Medine’den Başlayıp Kerbela’ya, Nusaybin’e Uzanan
Nil’in Kıyısında, Kahire’de Son Bulan Bir Hayatın
Ali ile Fatıma’nın Biricik Kızı Zeynep’in Romanı
Kim bilir kaç zaman sonra konuşmaya başlamıştı. Kararını dile getiren kelimeler ok olup ailesinin kalbine saplanmıştı. İmam Zeynel Abidin’in başı önüne düşmüş, kara gözlerinden iri iri yaşlar dökülmüştü.
“Halam!” demişti. “Akıl ve sabır timsali halam. Sen ne yapacaksın orada yapayalnız?

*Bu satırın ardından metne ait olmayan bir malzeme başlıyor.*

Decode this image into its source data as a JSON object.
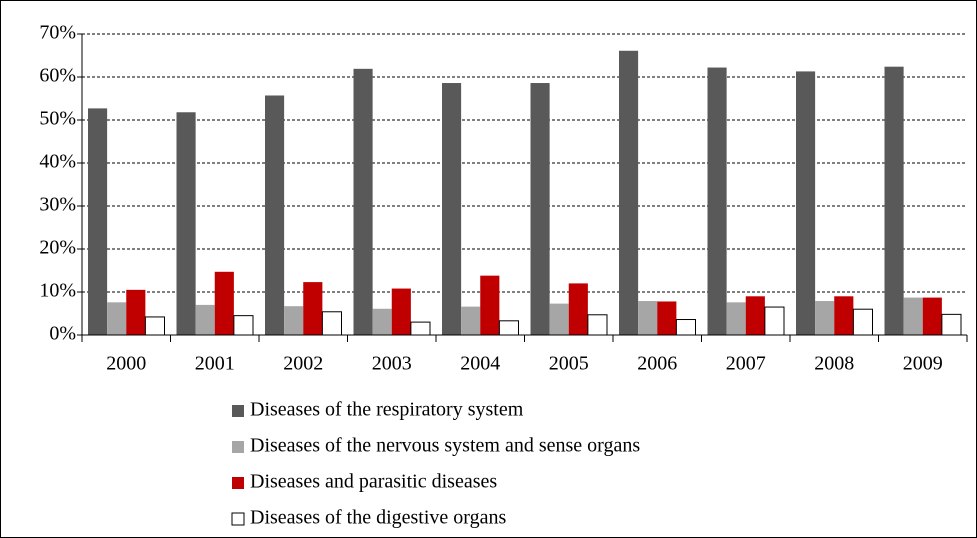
{
  "chart_data": {
    "type": "bar",
    "categories": [
      "2000",
      "2001",
      "2002",
      "2003",
      "2004",
      "2005",
      "2006",
      "2007",
      "2008",
      "2009"
    ],
    "series": [
      {
        "name": "Diseases of the respiratory system",
        "color": "#595959",
        "values": [
          52.7,
          51.8,
          55.7,
          61.9,
          58.6,
          58.6,
          66.1,
          62.2,
          61.3,
          62.4
        ]
      },
      {
        "name": "Diseases of the nervous system and sense organs",
        "color": "#a6a6a6",
        "values": [
          7.6,
          7.0,
          6.7,
          6.1,
          6.6,
          7.3,
          7.9,
          7.6,
          7.9,
          8.7
        ]
      },
      {
        "name": "Diseases and parasitic diseases",
        "color": "#c00000",
        "values": [
          10.5,
          14.7,
          12.3,
          10.8,
          13.8,
          12.0,
          7.8,
          9.0,
          9.0,
          8.7
        ]
      },
      {
        "name": "Diseases of the digestive organs",
        "color": "#ffffff",
        "values": [
          4.2,
          4.5,
          5.4,
          3.0,
          3.3,
          4.7,
          3.6,
          6.5,
          6.0,
          4.8
        ]
      }
    ],
    "ylim": [
      0,
      70
    ],
    "yticks": [
      {
        "value": 0,
        "label": "0%"
      },
      {
        "value": 10,
        "label": "10%"
      },
      {
        "value": 20,
        "label": "20%"
      },
      {
        "value": 30,
        "label": "30%"
      },
      {
        "value": 40,
        "label": "40%"
      },
      {
        "value": 50,
        "label": "50%"
      },
      {
        "value": 60,
        "label": "60%"
      },
      {
        "value": 70,
        "label": "70%"
      }
    ],
    "grid": true,
    "legend": "bottom"
  }
}
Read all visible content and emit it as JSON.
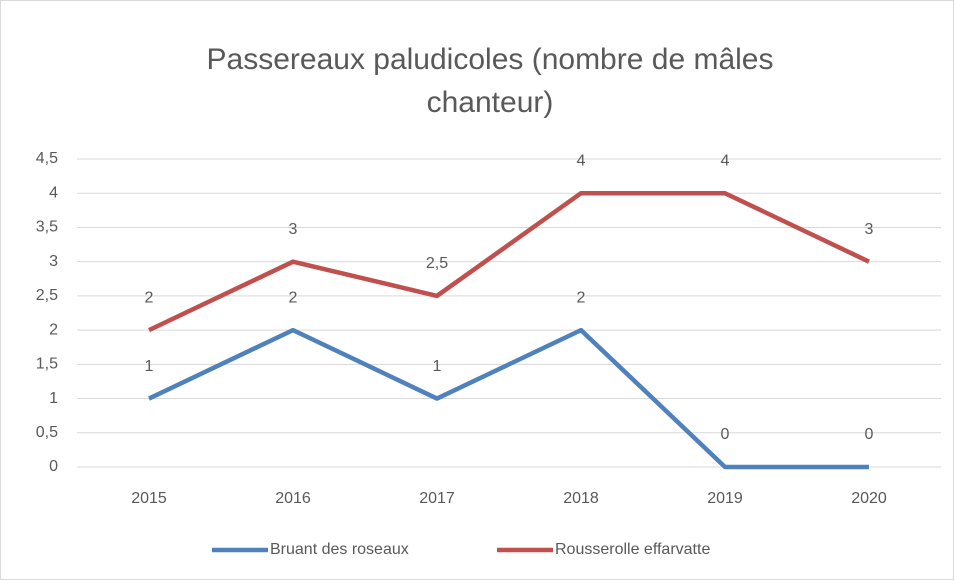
{
  "chart_data": {
    "type": "line",
    "title": "Passereaux paludicoles (nombre de mâles chanteur)",
    "categories": [
      "2015",
      "2016",
      "2017",
      "2018",
      "2019",
      "2020"
    ],
    "series": [
      {
        "name": "Bruant des roseaux",
        "color": "#4f81bd",
        "values": [
          1,
          2,
          1,
          2,
          0,
          0
        ]
      },
      {
        "name": "Rousserolle effarvatte",
        "color": "#c0504d",
        "values": [
          2,
          3,
          2.5,
          4,
          4,
          3
        ],
        "value_labels": [
          "2",
          "3",
          "2,5",
          "4",
          "4",
          "3"
        ]
      }
    ],
    "ylim": [
      0,
      4.5
    ],
    "yticks": [
      0,
      {
        "value": 0.5,
        "label": "0,5"
      },
      1,
      {
        "value": 1.5,
        "label": "1,5"
      },
      2,
      {
        "value": 2.5,
        "label": "2,5"
      },
      3,
      {
        "value": 3.5,
        "label": "3,5"
      },
      4,
      {
        "value": 4.5,
        "label": "4,5"
      }
    ],
    "grid": true,
    "legend": "bottom"
  }
}
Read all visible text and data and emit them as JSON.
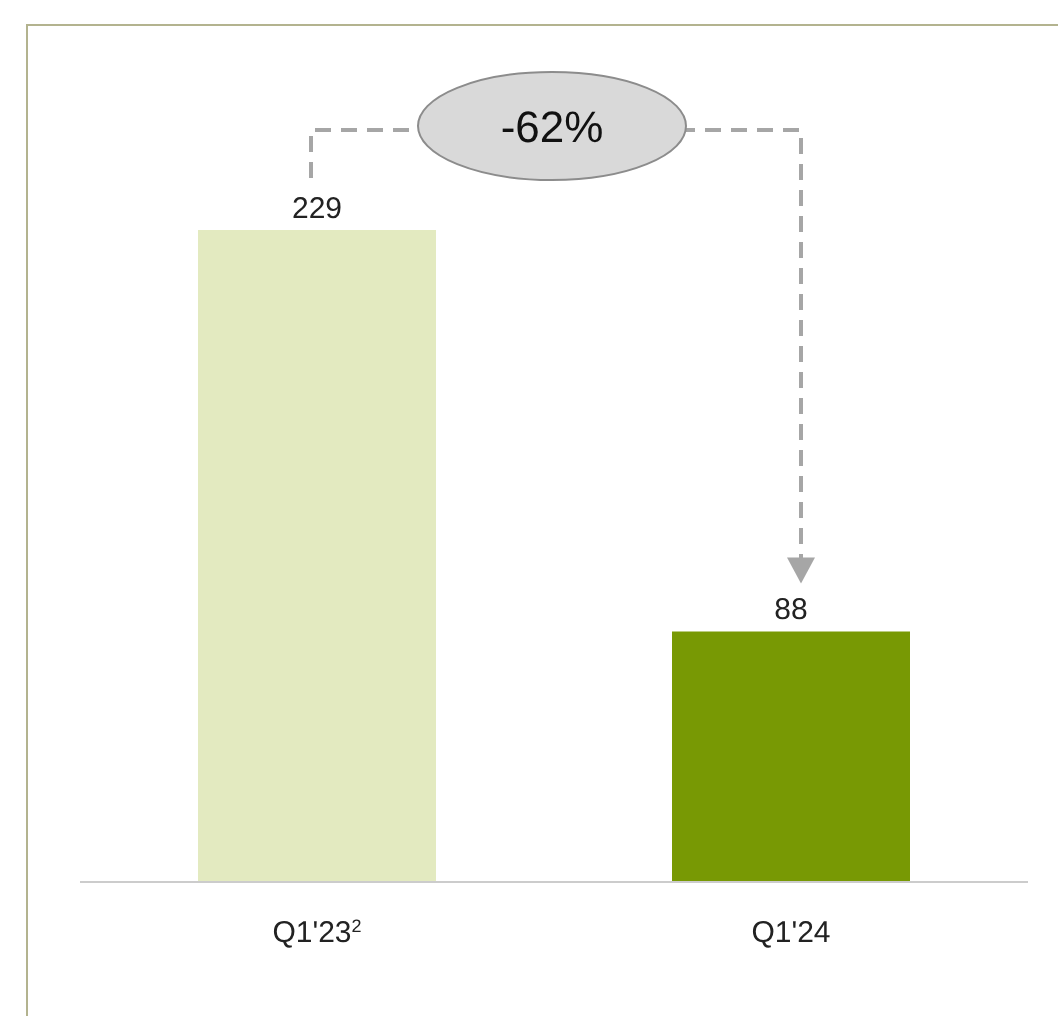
{
  "chart_data": {
    "type": "bar",
    "categories": [
      "Q1'23$^{2}$",
      "Q1'24"
    ],
    "values": [
      229,
      88
    ],
    "colors": [
      "#e3eac0",
      "#789904"
    ],
    "data_labels": true,
    "annotations": [
      "-62%"
    ]
  }
}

Biz ne yapacağız burada yapayalnız!”
Zeynep o gün yola çıkamamıştı. Bahçede çevresine toplanan akrabalarının, komşularının yüzüne ayrı ayrı bakmıştı. Ağlamaklı bakan bir kadının yüzünde çocukluğunu görüyordu, kaşları çatık bir adamın yüzünde Hüseyin’in gençliğini,
genç bir kadının yüzünde annesini, diğerinde oğulları Muhammed ve Avni’yi, diğerinde Kasım’ı, diğerinde Müslüm’ü… Yaşamı birkaç dakika içinde geçmişti gözlerinin önünden.
“Gitmekten başka çare yok!” demişti.
“Ehl-i Beyt’in hatta tüm Medine’nin iyiliği için… Gitmekten başka çare yok!”.